После обеда следовала вторая часть программы: главнокомандующий сел на катер и объехал команды, выстроенные на судах, здороваясь с ними. Он посетил подводную лодку «Тюлень», а другая лодка, так называемая «аг-4»(?), маневрировала и опускалась под воду. Должен сказать, что этот маневр нельзя было оценить больше, чем на 2–, что было и понятно при существующей импровизации команд.
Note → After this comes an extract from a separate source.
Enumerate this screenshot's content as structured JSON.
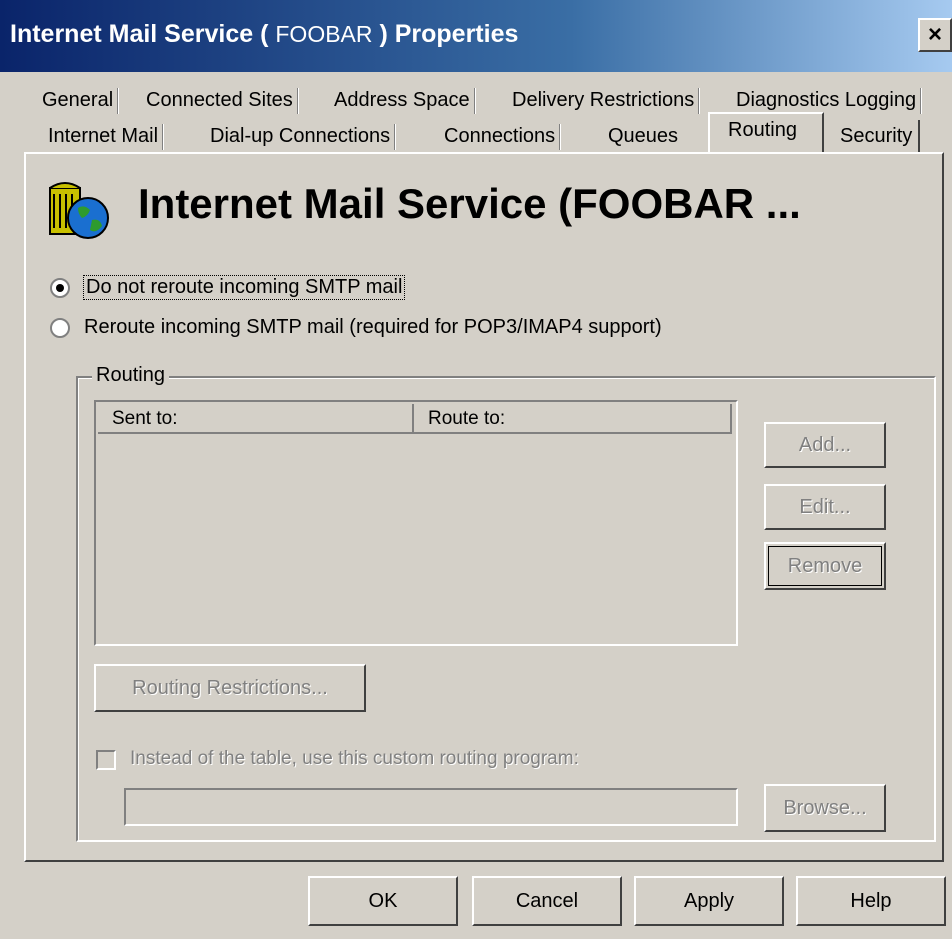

Далее следовало посещение дока, в котором находился перевернутый вверх килем дредноут «Императрица Мария». Генерал Деникин взошел на днище корабля, которое своей громадностью производило импозантное впечатление. Работа по подъему была очень трудная, и наши инженеры, несомненно, проявили талант при ее выполнении. Генерал это понял и горячо благодарил директора и администратора спасательной партии генерала Пономарева, дававшего объяснения. Только после подъема выяснилось, что дредноут перевернулся вследствие неразумного литья воды из всех помп для тушения пожаров, вызванных взрывами. Днище корабля было совершенно целым, так как вся сила взрыва ушла вверх. Если бы своевременно прекратили лить воду в корабль, он бы остался на воде и мог быть легко исправлен. Конечно, виновны были и составители проектов этого типа судов. Морской генеральный штаб настаивал, чтобы остойчивость кораблей была доведена до такого состояния, когда корабль, разбитый артиллерией или подорванный минами, тонул не переворачиваясь и, по возможности, сохранял прямое положение. Немецкие крейсеры «Шарнхорст» и «Гнейзенау» в сражении у Фолклендских островов именно так потонули, стреляя до последнего момента из всех орудий.